Receiving love that's been given; sharing love that's been received

Last week was Semana Santa - Holy Week. Holy Week is a pretty big deal in Central America. Many people have the entire week off (MCM was closed all week), and the big cities empty - well, become not so full - as people head to the beaches or their home towns.

Another volunteer who works with MCM, who's from El Salvador, invited me to go spend time with her family in San Salvador. I really love El Salvador, and was excited about the chance to get away for a few days, so i gladly accepted.

Over the weekend i read a book called "Walk With Jesus: Stations of the Cross," by Henri Nouwen with illustrations by Sr. Helen David. Sr. Helen's illustrations present the stations of the cross through the world's poor and oppressed (one of the illustrations was of the U.S. churchwomen killed in El Salvador in 1980; another was of a young Salvadoran whose husband had been murdered; others were of Nicaraguans and Guatemalans, other Latin Americans, and other poor, oppressed, and lonely people throughout the world). For each illustration, Nouwen offers a short reflection, then closes the book with a final prayer.

As our bus neared the El Salvador-Honduras border on Easter Sunday, i sat reading the final few stations, then Nouwen's closing prayer. As Nouwen prayed over the experience he and Sr. Helen had just offered - that of entering into Jesus' suffering through today's poor, oppressed, and forgotten - i found myself resonating deeply with his words. Part of his prayer read:

"My fears, dear Lord, of opening my eyes to my suffering world are deeply rooted in my own anxious heart. I am not sure that I, myself, am truly loved and safely held, and so I keep my distance from other people's fear-filled lives. But again you say: 'Do not be afraid to let me look at your wounded heart, to embrace you, to heal you, to comfort and console you . . . because I love you with a love that knows no bounds and poses no conditions.'

"Thank you, Lord, for speaking to me.
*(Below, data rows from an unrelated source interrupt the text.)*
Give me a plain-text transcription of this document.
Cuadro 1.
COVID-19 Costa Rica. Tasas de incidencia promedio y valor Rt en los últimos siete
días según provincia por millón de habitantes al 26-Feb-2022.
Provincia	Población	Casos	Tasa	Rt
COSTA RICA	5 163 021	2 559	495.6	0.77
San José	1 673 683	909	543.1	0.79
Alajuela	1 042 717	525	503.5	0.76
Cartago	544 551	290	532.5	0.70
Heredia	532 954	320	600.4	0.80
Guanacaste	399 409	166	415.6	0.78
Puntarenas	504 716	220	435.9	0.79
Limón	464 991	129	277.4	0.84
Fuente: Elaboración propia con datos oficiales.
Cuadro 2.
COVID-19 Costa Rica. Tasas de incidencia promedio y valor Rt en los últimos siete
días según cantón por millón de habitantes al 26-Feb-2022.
I do so desire to let you heal my wounded heart and, from there, to reach out to others close by and far away."

Nouwen's prayer speaks volumes to my own experience over the last eight months here in Tegucigalpa. My desire is to share love, inspire hope, and build community with my poor neighbors in Nueva Suyapa. Yet so often i feel disappointed - i am too tired to spend time with my host family, too bitter to challenge prejudices, too proud to befriend those around me. Behind all of these shortcomings is a false self-image that causes me to build walls between me and others. "I am not sure that I, myself, am truly loved and safely held, and so I keep my distance from other people's fear-filled lives." I do not allow God's healing to work inside of me, and i become stuck in a place where i cannot "reach out to others close by and far away."

I forget that i, as a human being, am beautiful - am "fearfully and wonderfully made" (Ps. 139:14). It's only in recognizing my own self-worth that i can recognize the worth and dignity of others. It's only in accepting God's embrace that i can embrace others. It's only in loving myself that i can show love to my neighbor. Otherwise, i will only live in fear, mistrust, and hatred.
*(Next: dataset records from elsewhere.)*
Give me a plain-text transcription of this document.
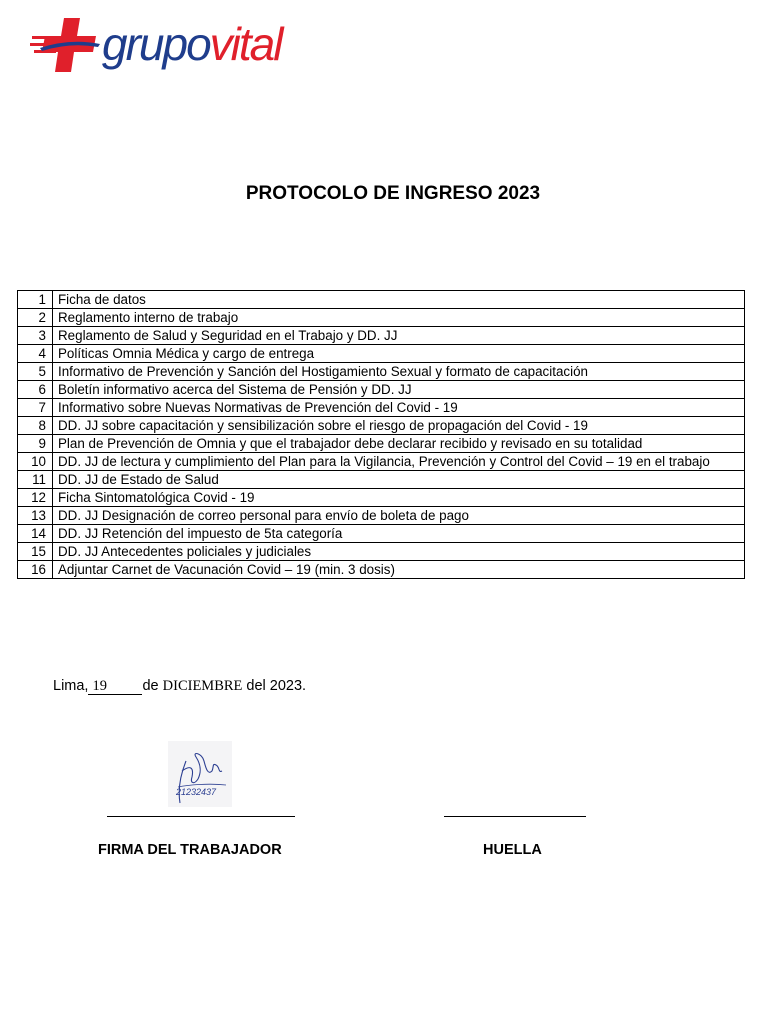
grupovital
PROTOCOLO DE INGRESO 2023
1	Ficha de datos
2	Reglamento interno de trabajo
3	Reglamento de Salud y Seguridad en el Trabajo y DD. JJ
4	Políticas Omnia Médica y cargo de entrega
5	Informativo de Prevención y Sanción del Hostigamiento Sexual y formato de capacitación
6	Boletín informativo acerca del Sistema de Pensión y DD. JJ
7	Informativo sobre Nuevas Normativas de Prevención del Covid - 19
8	DD. JJ sobre capacitación y sensibilización sobre el riesgo de propagación del Covid - 19
9	Plan de Prevención de Omnia y que el trabajador debe declarar recibido y revisado en su totalidad
10	DD. JJ de lectura y cumplimiento del Plan para la Vigilancia, Prevención y Control del Covid – 19 en el trabajo
11	DD. JJ de Estado de Salud
12	Ficha Sintomatológica Covid - 19
13	DD. JJ Designación de correo personal para envío de boleta de pago
14	DD. JJ Retención del impuesto de 5ta categoría
15	DD. JJ Antecedentes policiales y judiciales
16	Adjuntar Carnet de Vacunación Covid – 19 (min. 3 dosis)
Lima, 19 de DICIEMBRE del 2023.
21232437
FIRMA DEL TRABAJADOR	HUELLA
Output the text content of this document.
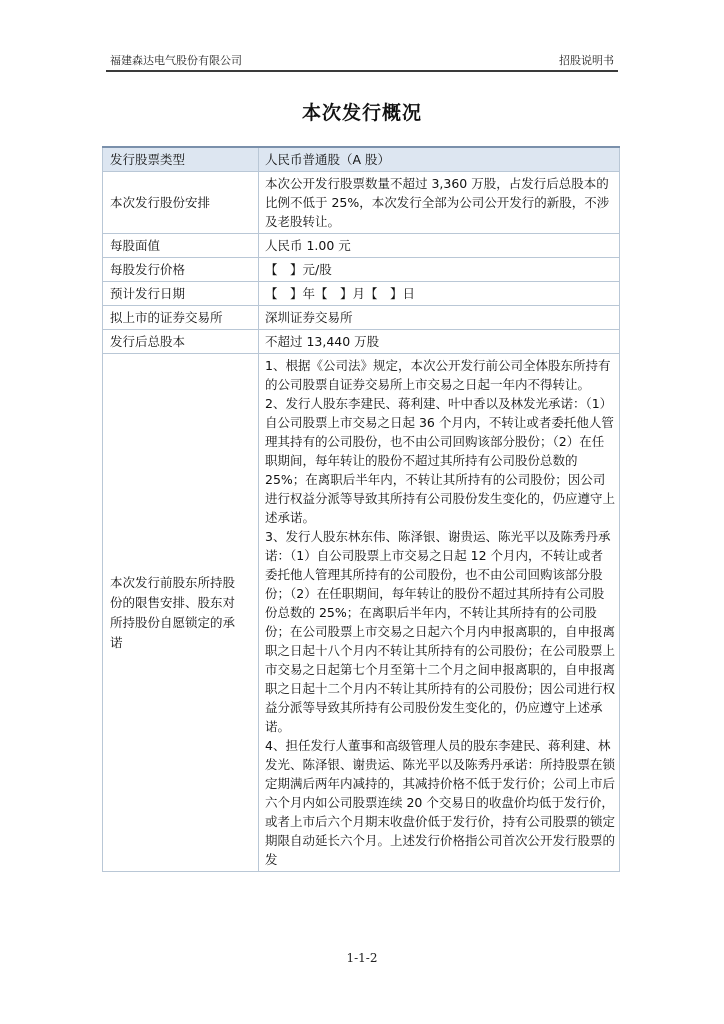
福建森达电气股份有限公司	招股说明书
本次发行概况
发行股票类型	人民币普通股（A 股）
本次发行股份安排	本次公开发行股票数量不超过 3,360 万股，占发行后总股本的比例不低于 25%，本次发行全部为公司公开发行的新股，不涉及老股转让。
每股面值	人民币 1.00 元
每股发行价格	【　】元/股
预计发行日期	【　】年【　】月【　】日
拟上市的证券交易所	深圳证券交易所
发行后总股本	不超过 13,440 万股
本次发行前股东所持股份的限售安排、股东对所持股份自愿锁定的承诺	1、根据《公司法》规定，本次公开发行前公司全体股东所持有的公司股票自证券交易所上市交易之日起一年内不得转让。
2、发行人股东李建民、蒋利建、叶中香以及林发光承诺：（1）自公司股票上市交易之日起 36 个月内，不转让或者委托他人管理其持有的公司股份，也不由公司回购该部分股份；（2）在任职期间，每年转让的股份不超过其所持有公司股份总数的 25%；在离职后半年内，不转让其所持有的公司股份；因公司进行权益分派等导致其所持有公司股份发生变化的，仍应遵守上述承诺。
3、发行人股东林东伟、陈泽银、谢贵运、陈光平以及陈秀丹承诺：（1）自公司股票上市交易之日起 12 个月内，不转让或者委托他人管理其所持有的公司股份，也不由公司回购该部分股份；（2）在任职期间，每年转让的股份不超过其所持有公司股份总数的 25%；在离职后半年内，不转让其所持有的公司股份；在公司股票上市交易之日起六个月内申报离职的，自申报离职之日起十八个月内不转让其所持有的公司股份；在公司股票上市交易之日起第七个月至第十二个月之间申报离职的，自申报离职之日起十二个月内不转让其所持有的公司股份；因公司进行权益分派等导致其所持有公司股份发生变化的，仍应遵守上述承诺。
4、担任发行人董事和高级管理人员的股东李建民、蒋利建、林发光、陈泽银、谢贵运、陈光平以及陈秀丹承诺：所持股票在锁定期满后两年内减持的，其减持价格不低于发行价；公司上市后六个月内如公司股票连续 20 个交易日的收盘价均低于发行价，或者上市后六个月期末收盘价低于发行价，持有公司股票的锁定期限自动延长六个月。上述发行价格指公司首次公开发行股票的发
1-1-2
Sentimentality comes easily, even from a place of brokenness, but it does not last. Love is much harder - impossible apart from the healing work of God's unconditional love - but it always protects, always trusts, always hopes, always perseveres (I Cor. 13:7). I feel i must move from a place of sentimentality to a place of love, which must be received from God as a gift. It's the gift offered to us on Good Friday. The love of God that is strong enough to conquer death on Easter is strong enough to embrace me, love me, heal me. It cannot, once received, but be shared.